CHP'nin İstanbul seçim sonuçlarına itiraz hakkına saygı göstermeyeceğinin en somut örneğini bizzat Genel Başkanı Kemal Kılıçdaroğlu verdi.
"YSK, alacağı bir kararla ya Türkiye'yi aydınlığa çıkaracaktır veya Türkiye'yi kaosa sürükleyecektir."
Hukuki sürece böyle bakan bir siyasi aklın tahammülsüzlüğü doğrusu kimseyi şaşırtmıyor. Daha başından itibaren hukuki sürece inanmayan ve daha vahimi "kaos"la tehdit eden bir siyasi ekip var.
Oysa ortada 29 binden 13 bine inen oy farkı, oy kaydırmaları ve seçim sandık kurullarına usulsüz atamalar gibi çok ciddi iddialar var. En azından bunlara yapılan itirazların sonucunun beklenmesi gerekiyor. Ama ne mümkün. Ortaya çıkan bütün usulsüzlükler ya maddi hata denilerek geçiştiriliyor, ya da hiç yokmuş gibi davranılıyor.
Tek dertleri "mazbata"
Bu işin görünen siyasi mimarı Kılıçdaroğlu'ysa, sokaktaki yürütücüsü de bizzat İstanbul adayı Ekrem İmamoğlu.

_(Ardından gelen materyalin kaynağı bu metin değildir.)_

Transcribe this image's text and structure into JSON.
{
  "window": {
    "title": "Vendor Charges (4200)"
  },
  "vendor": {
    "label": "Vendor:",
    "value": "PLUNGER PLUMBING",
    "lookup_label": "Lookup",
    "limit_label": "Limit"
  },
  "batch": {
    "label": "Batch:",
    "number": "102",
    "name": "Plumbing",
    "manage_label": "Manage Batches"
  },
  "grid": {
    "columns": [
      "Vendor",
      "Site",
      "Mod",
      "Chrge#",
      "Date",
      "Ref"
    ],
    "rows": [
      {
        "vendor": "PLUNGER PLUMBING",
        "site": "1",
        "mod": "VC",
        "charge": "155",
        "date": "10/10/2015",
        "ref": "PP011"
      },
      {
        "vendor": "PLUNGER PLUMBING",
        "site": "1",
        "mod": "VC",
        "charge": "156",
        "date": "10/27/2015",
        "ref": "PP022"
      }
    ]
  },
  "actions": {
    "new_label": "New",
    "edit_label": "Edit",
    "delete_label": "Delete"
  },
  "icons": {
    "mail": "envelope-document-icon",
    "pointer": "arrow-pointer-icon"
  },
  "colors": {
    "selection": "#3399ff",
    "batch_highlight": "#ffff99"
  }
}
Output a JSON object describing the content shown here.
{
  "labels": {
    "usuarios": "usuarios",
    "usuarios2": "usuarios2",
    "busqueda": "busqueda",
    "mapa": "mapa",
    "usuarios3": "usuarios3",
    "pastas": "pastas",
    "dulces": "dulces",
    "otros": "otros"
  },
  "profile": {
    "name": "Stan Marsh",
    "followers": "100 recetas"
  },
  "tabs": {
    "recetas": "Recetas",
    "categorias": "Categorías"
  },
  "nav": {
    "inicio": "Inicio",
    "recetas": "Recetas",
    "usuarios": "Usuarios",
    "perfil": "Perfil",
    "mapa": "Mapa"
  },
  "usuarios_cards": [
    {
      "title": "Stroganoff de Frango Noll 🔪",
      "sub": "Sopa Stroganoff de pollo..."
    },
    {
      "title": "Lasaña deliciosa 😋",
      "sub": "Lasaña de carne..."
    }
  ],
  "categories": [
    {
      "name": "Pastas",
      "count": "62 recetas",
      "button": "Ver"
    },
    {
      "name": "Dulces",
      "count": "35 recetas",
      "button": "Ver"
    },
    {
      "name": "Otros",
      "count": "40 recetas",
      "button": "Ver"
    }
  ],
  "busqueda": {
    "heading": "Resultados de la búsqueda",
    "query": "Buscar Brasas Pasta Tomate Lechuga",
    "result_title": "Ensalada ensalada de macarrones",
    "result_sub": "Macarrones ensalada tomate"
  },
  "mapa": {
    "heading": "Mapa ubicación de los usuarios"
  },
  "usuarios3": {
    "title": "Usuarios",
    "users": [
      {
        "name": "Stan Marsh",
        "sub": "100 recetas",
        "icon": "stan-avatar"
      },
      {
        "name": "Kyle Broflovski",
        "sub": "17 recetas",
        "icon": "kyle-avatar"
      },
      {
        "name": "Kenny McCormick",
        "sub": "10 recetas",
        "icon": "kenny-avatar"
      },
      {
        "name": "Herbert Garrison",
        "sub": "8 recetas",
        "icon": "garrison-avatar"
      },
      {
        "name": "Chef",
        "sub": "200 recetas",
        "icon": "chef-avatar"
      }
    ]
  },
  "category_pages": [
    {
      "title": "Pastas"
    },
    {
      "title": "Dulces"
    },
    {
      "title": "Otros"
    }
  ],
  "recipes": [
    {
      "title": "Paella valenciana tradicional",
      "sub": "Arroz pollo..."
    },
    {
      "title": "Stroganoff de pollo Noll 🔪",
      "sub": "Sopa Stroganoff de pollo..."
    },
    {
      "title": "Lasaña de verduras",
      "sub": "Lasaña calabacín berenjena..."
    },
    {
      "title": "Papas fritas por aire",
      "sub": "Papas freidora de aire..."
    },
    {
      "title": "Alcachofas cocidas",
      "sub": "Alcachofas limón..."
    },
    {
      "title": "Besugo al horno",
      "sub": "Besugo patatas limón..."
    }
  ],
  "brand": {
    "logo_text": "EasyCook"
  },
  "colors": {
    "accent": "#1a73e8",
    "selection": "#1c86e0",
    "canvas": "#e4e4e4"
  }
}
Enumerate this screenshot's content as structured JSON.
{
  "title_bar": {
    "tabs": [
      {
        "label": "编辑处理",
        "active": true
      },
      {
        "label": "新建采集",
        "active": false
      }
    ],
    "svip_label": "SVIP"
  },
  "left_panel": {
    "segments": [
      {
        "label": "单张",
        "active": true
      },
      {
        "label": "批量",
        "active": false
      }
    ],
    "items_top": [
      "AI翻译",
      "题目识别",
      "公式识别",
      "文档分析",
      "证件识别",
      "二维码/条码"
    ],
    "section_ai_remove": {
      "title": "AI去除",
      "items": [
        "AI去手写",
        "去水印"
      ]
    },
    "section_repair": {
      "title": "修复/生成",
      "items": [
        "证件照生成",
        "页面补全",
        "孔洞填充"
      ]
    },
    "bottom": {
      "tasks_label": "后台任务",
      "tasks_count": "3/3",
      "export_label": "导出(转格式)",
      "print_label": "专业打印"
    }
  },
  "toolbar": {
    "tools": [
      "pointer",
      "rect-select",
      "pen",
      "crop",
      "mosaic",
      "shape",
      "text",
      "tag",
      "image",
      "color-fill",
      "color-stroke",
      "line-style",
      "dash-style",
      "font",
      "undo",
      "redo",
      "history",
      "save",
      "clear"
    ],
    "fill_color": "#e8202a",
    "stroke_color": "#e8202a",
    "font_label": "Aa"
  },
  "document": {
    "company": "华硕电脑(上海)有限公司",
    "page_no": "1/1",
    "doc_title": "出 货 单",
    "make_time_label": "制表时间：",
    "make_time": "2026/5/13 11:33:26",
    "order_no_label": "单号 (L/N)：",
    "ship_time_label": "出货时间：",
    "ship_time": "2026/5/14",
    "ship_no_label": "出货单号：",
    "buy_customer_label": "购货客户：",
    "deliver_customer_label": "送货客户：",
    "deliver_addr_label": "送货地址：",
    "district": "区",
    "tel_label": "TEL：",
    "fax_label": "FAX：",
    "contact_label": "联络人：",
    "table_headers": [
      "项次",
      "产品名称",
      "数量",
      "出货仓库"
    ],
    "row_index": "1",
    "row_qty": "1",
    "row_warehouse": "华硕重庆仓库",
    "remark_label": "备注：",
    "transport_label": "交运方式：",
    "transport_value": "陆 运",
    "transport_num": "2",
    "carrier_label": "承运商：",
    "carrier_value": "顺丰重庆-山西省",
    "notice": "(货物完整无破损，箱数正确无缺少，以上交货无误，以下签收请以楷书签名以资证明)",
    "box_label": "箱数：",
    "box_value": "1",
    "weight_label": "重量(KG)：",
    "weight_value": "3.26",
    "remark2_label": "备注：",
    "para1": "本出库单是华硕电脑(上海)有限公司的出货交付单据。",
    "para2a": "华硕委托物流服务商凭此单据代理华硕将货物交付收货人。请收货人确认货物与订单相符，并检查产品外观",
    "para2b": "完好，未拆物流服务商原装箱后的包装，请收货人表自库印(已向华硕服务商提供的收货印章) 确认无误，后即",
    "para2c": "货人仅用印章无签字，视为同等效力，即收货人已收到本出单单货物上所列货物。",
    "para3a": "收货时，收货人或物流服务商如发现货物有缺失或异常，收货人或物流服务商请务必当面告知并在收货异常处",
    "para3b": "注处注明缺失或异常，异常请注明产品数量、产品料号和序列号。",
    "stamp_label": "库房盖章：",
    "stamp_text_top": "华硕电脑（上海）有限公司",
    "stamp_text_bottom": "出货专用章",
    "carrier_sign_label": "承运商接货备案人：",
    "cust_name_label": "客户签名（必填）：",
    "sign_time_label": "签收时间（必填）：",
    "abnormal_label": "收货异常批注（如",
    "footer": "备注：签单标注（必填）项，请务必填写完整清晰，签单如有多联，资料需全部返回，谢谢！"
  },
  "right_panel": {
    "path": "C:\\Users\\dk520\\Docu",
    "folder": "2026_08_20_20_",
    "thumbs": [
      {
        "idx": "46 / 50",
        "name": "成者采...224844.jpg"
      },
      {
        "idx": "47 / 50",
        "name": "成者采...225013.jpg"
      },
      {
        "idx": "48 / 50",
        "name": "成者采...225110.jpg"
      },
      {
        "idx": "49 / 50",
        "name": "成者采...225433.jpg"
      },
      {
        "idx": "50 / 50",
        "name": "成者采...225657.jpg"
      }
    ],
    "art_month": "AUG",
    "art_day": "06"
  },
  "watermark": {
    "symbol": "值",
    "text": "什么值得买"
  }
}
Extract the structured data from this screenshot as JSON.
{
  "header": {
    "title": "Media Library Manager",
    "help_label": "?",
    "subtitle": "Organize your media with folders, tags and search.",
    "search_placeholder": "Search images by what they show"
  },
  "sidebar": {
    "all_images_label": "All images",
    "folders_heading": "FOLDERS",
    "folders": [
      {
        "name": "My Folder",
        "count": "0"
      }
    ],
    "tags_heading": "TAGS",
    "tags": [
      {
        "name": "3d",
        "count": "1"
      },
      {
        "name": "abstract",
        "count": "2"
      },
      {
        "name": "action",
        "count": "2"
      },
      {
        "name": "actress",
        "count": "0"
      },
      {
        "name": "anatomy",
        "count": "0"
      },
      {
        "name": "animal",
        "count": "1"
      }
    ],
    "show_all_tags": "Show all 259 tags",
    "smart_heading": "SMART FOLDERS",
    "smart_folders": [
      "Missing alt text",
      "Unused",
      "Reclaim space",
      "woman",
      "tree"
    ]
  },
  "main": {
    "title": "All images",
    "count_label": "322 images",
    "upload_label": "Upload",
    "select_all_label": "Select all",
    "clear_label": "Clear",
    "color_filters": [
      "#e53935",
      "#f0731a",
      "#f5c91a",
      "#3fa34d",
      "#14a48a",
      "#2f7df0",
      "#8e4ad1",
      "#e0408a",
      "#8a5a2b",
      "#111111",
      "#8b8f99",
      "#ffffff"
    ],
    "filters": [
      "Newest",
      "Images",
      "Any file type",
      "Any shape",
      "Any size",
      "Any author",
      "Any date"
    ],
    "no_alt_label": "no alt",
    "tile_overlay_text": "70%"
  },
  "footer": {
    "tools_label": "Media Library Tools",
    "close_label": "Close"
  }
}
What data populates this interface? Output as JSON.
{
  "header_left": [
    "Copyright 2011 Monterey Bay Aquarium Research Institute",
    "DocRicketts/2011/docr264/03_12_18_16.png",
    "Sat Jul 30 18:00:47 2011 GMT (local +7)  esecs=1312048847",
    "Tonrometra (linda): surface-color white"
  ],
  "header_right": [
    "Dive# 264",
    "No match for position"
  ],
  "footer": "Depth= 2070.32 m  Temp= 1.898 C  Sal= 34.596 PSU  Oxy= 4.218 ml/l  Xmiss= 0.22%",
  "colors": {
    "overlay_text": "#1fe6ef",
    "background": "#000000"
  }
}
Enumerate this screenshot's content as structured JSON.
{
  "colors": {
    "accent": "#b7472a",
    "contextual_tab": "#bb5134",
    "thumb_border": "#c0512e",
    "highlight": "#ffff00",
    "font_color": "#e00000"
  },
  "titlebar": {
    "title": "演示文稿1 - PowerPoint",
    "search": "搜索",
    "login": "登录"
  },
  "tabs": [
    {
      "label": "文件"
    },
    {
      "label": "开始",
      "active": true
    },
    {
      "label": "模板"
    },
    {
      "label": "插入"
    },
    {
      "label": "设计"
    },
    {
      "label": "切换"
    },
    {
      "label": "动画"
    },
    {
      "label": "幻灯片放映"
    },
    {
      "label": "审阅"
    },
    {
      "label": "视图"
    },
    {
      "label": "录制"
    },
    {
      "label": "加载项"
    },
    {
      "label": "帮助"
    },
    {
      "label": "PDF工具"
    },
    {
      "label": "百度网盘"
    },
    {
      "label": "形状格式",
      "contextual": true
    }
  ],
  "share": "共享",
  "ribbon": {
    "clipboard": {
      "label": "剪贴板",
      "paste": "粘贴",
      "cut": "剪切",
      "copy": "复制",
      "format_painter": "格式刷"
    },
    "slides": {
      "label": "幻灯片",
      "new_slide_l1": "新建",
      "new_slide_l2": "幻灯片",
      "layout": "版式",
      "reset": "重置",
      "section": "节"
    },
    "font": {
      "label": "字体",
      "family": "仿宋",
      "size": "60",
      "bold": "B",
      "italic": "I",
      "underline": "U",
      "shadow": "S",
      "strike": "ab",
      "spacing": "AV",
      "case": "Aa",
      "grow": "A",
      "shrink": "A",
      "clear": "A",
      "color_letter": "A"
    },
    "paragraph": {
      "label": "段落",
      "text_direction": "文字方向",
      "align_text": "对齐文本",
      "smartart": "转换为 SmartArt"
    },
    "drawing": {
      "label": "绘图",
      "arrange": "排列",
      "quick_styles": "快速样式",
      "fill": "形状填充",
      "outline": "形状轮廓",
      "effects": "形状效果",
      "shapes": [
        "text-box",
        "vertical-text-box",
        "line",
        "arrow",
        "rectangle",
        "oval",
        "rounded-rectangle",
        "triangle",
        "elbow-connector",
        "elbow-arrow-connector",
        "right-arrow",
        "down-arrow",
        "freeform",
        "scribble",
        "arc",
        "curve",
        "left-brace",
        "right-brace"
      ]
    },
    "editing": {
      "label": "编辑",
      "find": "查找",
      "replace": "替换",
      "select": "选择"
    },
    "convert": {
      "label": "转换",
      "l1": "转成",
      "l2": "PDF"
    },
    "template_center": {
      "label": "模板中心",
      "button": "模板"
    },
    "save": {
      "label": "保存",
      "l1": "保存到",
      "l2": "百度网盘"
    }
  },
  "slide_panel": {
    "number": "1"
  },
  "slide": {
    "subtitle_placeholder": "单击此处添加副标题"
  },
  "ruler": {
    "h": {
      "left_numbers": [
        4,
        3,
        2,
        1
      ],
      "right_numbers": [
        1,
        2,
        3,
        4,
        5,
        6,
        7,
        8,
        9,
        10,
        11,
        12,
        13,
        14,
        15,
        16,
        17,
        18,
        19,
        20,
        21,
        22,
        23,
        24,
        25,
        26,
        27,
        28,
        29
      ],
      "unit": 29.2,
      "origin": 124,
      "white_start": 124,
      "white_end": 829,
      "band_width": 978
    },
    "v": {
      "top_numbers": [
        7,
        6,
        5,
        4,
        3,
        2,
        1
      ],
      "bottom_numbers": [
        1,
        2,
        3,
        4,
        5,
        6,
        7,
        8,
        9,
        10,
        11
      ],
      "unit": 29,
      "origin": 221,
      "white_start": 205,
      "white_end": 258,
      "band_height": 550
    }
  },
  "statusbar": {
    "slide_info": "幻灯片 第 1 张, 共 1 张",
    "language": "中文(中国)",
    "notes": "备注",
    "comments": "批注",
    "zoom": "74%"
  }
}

Bunun ilk işaretini de seçimin ikinci günü Anıtkabir'e gidişiyle göstermişti.
Sonraki bütün hareketleri de farklı olmadı. Rakibi Binali Yıldırım süreci sakin ve soğukkanlı izleyip, YSK kararını beklerken, İmamoğlu toplumun sinir uçlarına dokunmayı sürdürdü. Meydanlara inerek gergin sosyolojisini açık açık "kışkırtan" bir süreç yönetti.
İmamoğlu'ndan toplumu kucaklayıcı bir siyasi aktör çıkmayacağı o kadar açık ki.
Seçimlerde "organize bir kötülük yaşanmıştır" diyen Yıldırım, İmamoğlu'nun bu tavrını şöyle değerlendiriyordu: "Ben bu noktada şunu anlayabilmiş değilim. Tahammülsüzlük var ortada. 'Seçimi kazandık mazbatayı verin' diyor. Bunun kararını sen mi vereceksin. Seçimin kazanıldığının kararını veren YSK'dır. Belediye başkanıyım diye kart bastırıp Anıtkabir'e bu unvanla imza atarsan, miting yaparsan YSK'nın vereceği kararı etkilemekten başka ne yaparsın."
İmamoğlu açık açık, Türkiye'den küresel arenaya taşınacak bir Venezüella çıkartma çabasında. Futbola siyaset karıştırarak, Beşiktaş-Başakşehir maçında kitleleri "Mazbatayı ver. Mazbatayı ver" diye bağırttı. Bu çabayı, en son Fenerbahçe Galatasaray derbisinde de sürdürdü. Oraya giderek toplumsal gerilimi arttırma ihtimali, hem sokaktaki insanı hem de yetkilileri kaygılandırdı. Bu kaygı nedeniyle kendisini arayan Fenerbahçe ve Galatasaray Kulüp Başkanlarının tavrını bakın nasıl kullandı.
Önceki gün gazeteci Nagehan Alçı'yı arayarak şöyle diyordu:
"Kulüpleri arayıp tehdit ettiler Nagehan Hanım. Hem Beşiktaş'a, hem Fenerbahçe'ye İmamoğlu maça gelmesin diye telefon açıldı."
Hangi yetkilinin niçin ve ne gerekçeyle telefon açtığı çok sürmez ortaya çıkar ama sorun bu hassasiyeti bile "tehdit" olarak kullanan bir siyasetçiyle karşı karşıya olduğumuz gerçeğidir.
Futbol gibi kalabalıkları bir araya getiren, riski yüksek bir etkinlikten kaos ve kargaşa çıkmaması için yapılan bir uyarıyı, bir siyasetçi, "tehdit" olarak yorumluyorsa ve bunu siyasete tahvil ediyorsa, sadece o siyasetçiye değil asıl arkasındaki akla bakmak gerekiyor.